Less common is anemia that results from a deficiency of vitamin B12 (in which case it’s called pernicious anemia) or folic acid. Both nutrients are essential to red blood cell production. Alcoholics, smokers, people with certain digestive disorders, vegetarians, those over age 50, and pregnant or lactating women are the most likely to be at risk, either because of poor nutrition or an inability to absorb these nutrients properly. Other forms of anemia can be traced to chronic illnesses (for example, cancer, lupus, or rheumatoid arthritis); hereditary disorders such as sickle-cell anemia; or exposure to toxic drugs, chemicals, or radiation.

How Supplements Can Help
Before taking supplements, you need to determine the underlying cause of your anemia. It’s especially important to see a doctor about iron-deficiency anemia, which may be caused by internal bleeding. If you’re advised to take supplements, have blood work every month to see if they are worthwhile.
If iron-deficiency anemia is diagnosed, the mineral iron combined with vitamin C may be of
value. A study involving 28 strict vegetarians found that 500 mg of vitamin C, taken after
lunch and dinner for two months, raised hemoglobin levels by 8% and blood iron levels by
17%. Vitamin C increases the body’s ability to absorb iron.
Take iron only under your doctor’s supervision, because too much can be dangerous.
Most postmenopausal women and men of all ages get plenty of iron in their diet and should not take a multivitamin and mineral supplement that contains it. A recent survey of elderly Americans found that more than 90% of them had too much iron in their diets –and that only 1% suffered from iron — deficiency anemia. Excess iron acts as an “oxidant,” generating harmful molecules called free radicals that can raise cholesterol and block arteries. Toomuch iron has been linked to heart disease.
Various herbs may also be useful. Yellow dock has modest amounts of iron, but it’s well
absorbed and can raise blood iron levels. Other iron-rich herbs include seaweed and dulse.
Taken as a tincture, juice, or tea, some herbs (dandelion, burdock, mint, and linden
flowers) may enhance the body’s ability to absorb iron from foods or supplements.

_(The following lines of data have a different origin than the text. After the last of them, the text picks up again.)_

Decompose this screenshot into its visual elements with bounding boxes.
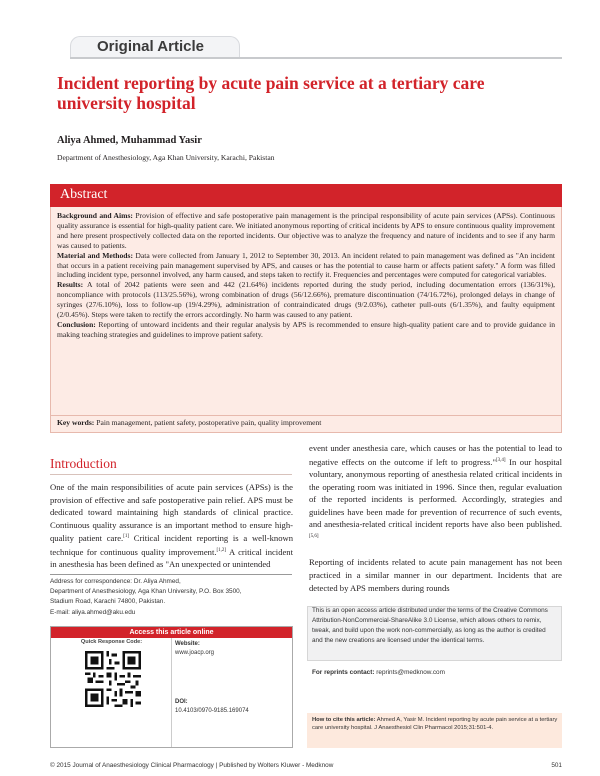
section-label: Original Article [97, 38, 204, 55]
access-online-box [50, 626, 293, 748]
keywords-text: Pain management, patient safety, postoperative pain, quality improvement [96, 418, 322, 427]
qr-code-icon[interactable] [85, 651, 141, 707]
abstract-heading: Abstract [50, 184, 562, 207]
reprints-label: For reprints contact: [312, 669, 375, 676]
section-rule [70, 57, 562, 59]
abstract-background [57, 211, 555, 251]
author-affiliation: Department of Anesthesiology, Aga Khan University, Karachi, Pakistan [57, 153, 275, 162]
access-heading: Access this article online [51, 627, 292, 638]
background-label: Background and Aims: [57, 211, 133, 220]
cite-text: How to cite this article: Ahmed A, Yasir M. Incident reporting by acute pain service at a tertiary care university hospital. J Anaesthesiol Clin Pharmacol 2015;31:501-4. [312, 717, 558, 732]
introduction-heading: Introduction [50, 456, 117, 471]
qr-label: Quick Response Code: [80, 639, 143, 645]
reprints-email[interactable]: reprints@medknow.com [374, 669, 445, 676]
keywords [57, 418, 555, 427]
background-text: Provision of effective and safe postoperative pain management is the principal responsibility of acute pain services (APSs). Continuous quality assurance is essential for high-quality patient care. We initiated anonymous reporting of critical incidents by APS to ensure continuous quality improvement and here present prospectively collected data on the reported incidents. Our objective was to analyze the frequency and nature of incidents and to see if any harm was caused to patients. [57, 211, 555, 250]
reprints-contact [312, 669, 445, 676]
ref-5-6: [5,6] [309, 534, 319, 540]
access-details [175, 640, 291, 716]
ref-1: [1] [123, 534, 130, 540]
correspondence-email[interactable]: E-mail: aliya.ahmed@aku.edu [50, 608, 136, 616]
abstract-text [57, 211, 555, 340]
intro-column-2 [309, 442, 562, 606]
methods-text: Data were collected from January 1, 2012 to September 30, 2013. An incident related to pain management was defined as "An incident that occurs in a patient receiving pain management supervised by APS, and causes or has the potential to cause harm or affects patient safety." A form was filled including incident type, personnel involved, any harm caused, and steps taken to rectify it. Frequencies and percentages were computed for categorical variables. [57, 250, 555, 280]
cite-label: How to cite this article: [312, 717, 376, 723]
abstract-results [57, 280, 555, 320]
section-tab [70, 36, 240, 58]
keywords-label: Key words: [57, 418, 95, 427]
page-footer [50, 762, 562, 769]
correspondence-rule [50, 574, 292, 575]
footer-text: © 2015 Journal of Anaesthesiology Clinical Pharmacology | Published by Wolters Kluwer - Medknow [50, 762, 334, 769]
keywords-rule [50, 415, 562, 416]
intro-paragraph: Reporting of incidents related to acute pain management has not been practiced in a similar manner in our department. Incidents that are detected by APS members during rounds [309, 557, 562, 593]
abstract-methods [57, 251, 555, 281]
ref-3-4: [3,4] [495, 457, 506, 463]
correspondence-address: Address for correspondence: Dr. Aliya Ahmed, Department of Anesthesiology, Aga Khan University, P.O. Box 3500, Stadium Road, Karachi 74800, Pakistan. E-mail: aliya.ahmed@aku.edu [50, 577, 293, 618]
intro-paragraph: event under anesthesia care, which causes or has the potential to lead to negative effects on the outcome if left to progress."[3,4] In our hospital voluntary, anonymous reporting of anesthesia related critical incidents in the operating room was initiated in 1996. Since then, regular evaluation of the reported incidents is performed. Accordingly, strategies and guidelines have been made for prevention of recurrence of such events, and anesthesia-related critical incident reports have also been published.[5,6] [309, 443, 562, 540]
abstract-conclusion [57, 320, 555, 340]
page-number: 501 [551, 762, 562, 769]
open-access-notice: This is an open access article distributed under the terms of the Creative Commons Attribution-NonCommercial-ShareAlike 3.0 License, which allows others to remix, tweak, and build upon the work non-commercially, as long as the author is credited and the new creations are licensed under the identical terms. [312, 607, 548, 645]
doi-label: DOI: [175, 699, 188, 705]
article-authors: Aliya Ahmed, Muhammad Yasir [57, 135, 202, 146]
introduction-rule [50, 474, 292, 475]
intro-column-1: One of the main responsibilities of acute pain services (APSs) is the provision of effective and safe postoperative pain relief. APS must be dedicated toward maintaining high standards of clinical practice. Continuous quality assurance is an important method to ensure high-quality patient care.[1] Critical incident reporting is a well-known technique for continuous quality improvement.[1,2] A critical incident in anesthesia has been defined as "An unexpected or unintended [50, 482, 293, 570]
results-label: Results: [57, 280, 84, 290]
website-label: Website: [175, 641, 200, 647]
website-link[interactable]: www.joacp.org [175, 650, 215, 656]
conclusion-text: Reporting of untoward incidents and their regular analysis by APS is recommended to ensure high-quality patient care and to provide guidance in making teaching strategies and guidelines to improve patient safety. [57, 319, 555, 339]
conclusion-label: Conclusion: [57, 319, 96, 329]
methods-label: Material and Methods: [57, 250, 133, 260]
correspondence-label: Address for correspondence: [50, 578, 133, 585]
article-title: Incident reporting by acute pain service at a tertiary care university hospital [57, 73, 485, 113]
ref-1-2: [1,2] [216, 547, 227, 553]
doi-link[interactable]: 10.4103/0970-9185.169074 [175, 708, 249, 714]
results-text: A total of 2042 patients were seen and 442 (21.64%) incidents reported during the study period, including documentation errors (136/31%), noncompliance with protocols (113/25.56%), wrong combination of drugs (56/12.66%), premature discontinuation (74/16.72%), prolonged delays in change of syringes (27/6.10%), loss to follow-up (19/4.29%), administration of contraindicated drugs (9/2.03%), catheter pull-outs (6/1.35%), and faulty equipment (2/0.45%). Steps were taken to rectify the errors accordingly. No harm was caused to any patient. [57, 280, 556, 320]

Vitamin C may be beneficial if you have anemia caused by a deficiency of vitamin B12 or
folic acid as well; it aids the body in absorbing these nutrients. Vitamin B12 and folic
acid should always be taken in tandem, and under a doctor’s supervision, because a high
intake of one can mask a deficiency of the other. Together they work to boost production of red blood cells. Once anemia is corrected and a problem with absorption has been ruled out as a cause, the amount of B12 and folic acid in your daily multivitamin may be sufficient to prevent a recurrence.

What Else You Can Do
Eat foods rich in iron (dried beans, liver, red meat, dried fruits, nuts, shellfish); in
folic acid (citrus fruits, asparagus, spinach, mushrooms, liver, soybeans, wheat germ); and
in vitamin B12 (liver, shellfish, lamb, beef, cheese, fish, eggs).

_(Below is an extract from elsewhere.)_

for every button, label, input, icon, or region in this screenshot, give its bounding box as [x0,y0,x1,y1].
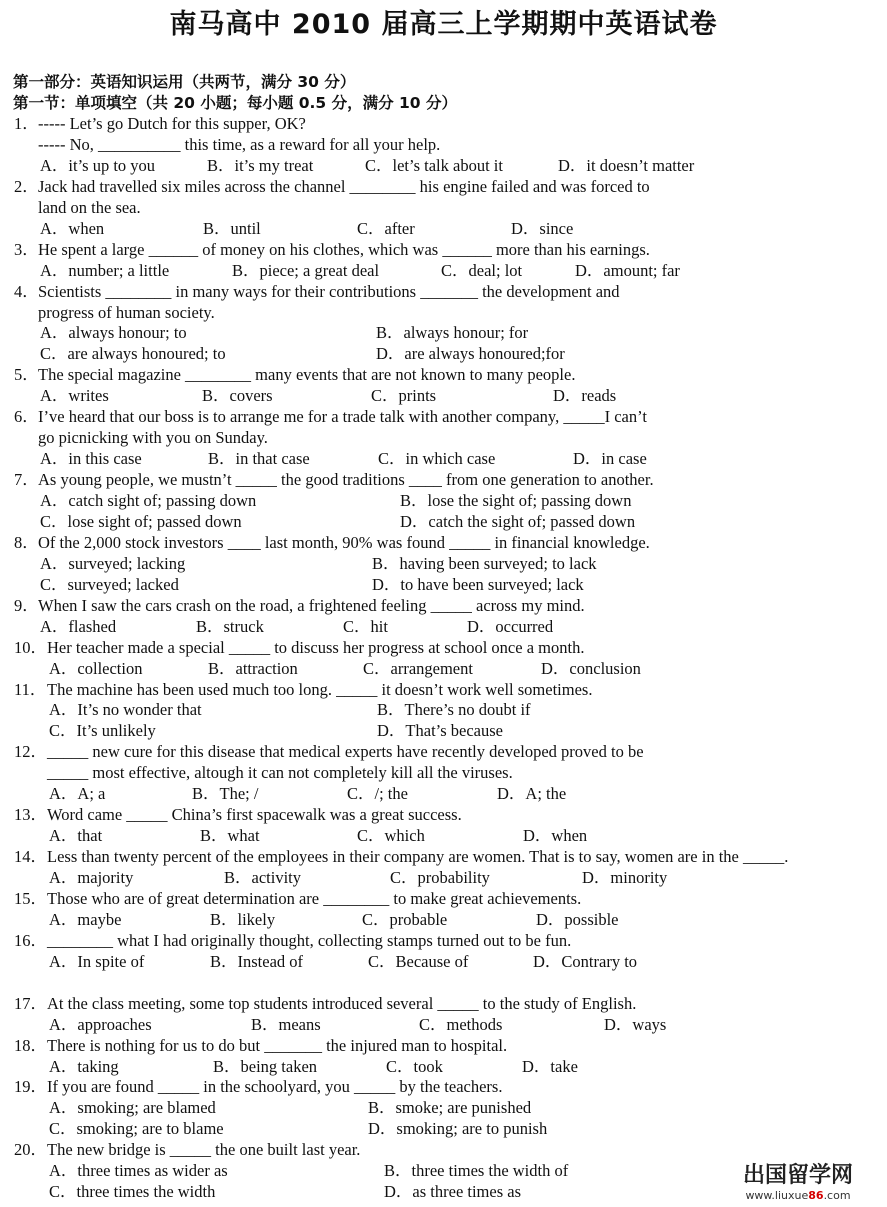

Supplement Recommendations

Iron
Vitamin C
Vitamin B12/Folic Acid
Yellow Dock
Dandelion

Iron
Dosage: 30 mg 3 times a day with meals.
Comments: Your doctor may prescribe a higher dosage.

Vitamin C
Dosage: 500 mg 3 times a day.
Comments: Take with meals to enhance iron absorption from foods.

Vitamin B12/Folic Acid
Dosage: 1,000 mcg B12 and 400 mcg folic acid in sublingual form twice a day for 1 month.
Comments: Always take B12 and folic acid together. If still anemic after oral B12
supplements, you may need B12 injections.

Yellow Dock
Dosage: 1,000 mg each morning.
Comments: Or take 1/2 tsp. tincture twice a day.

Dandelion
Dosage: 1 tsp. fresh juice or tincture with water twice a day.
Comments: Take with yellow dock to enhance iron absorption.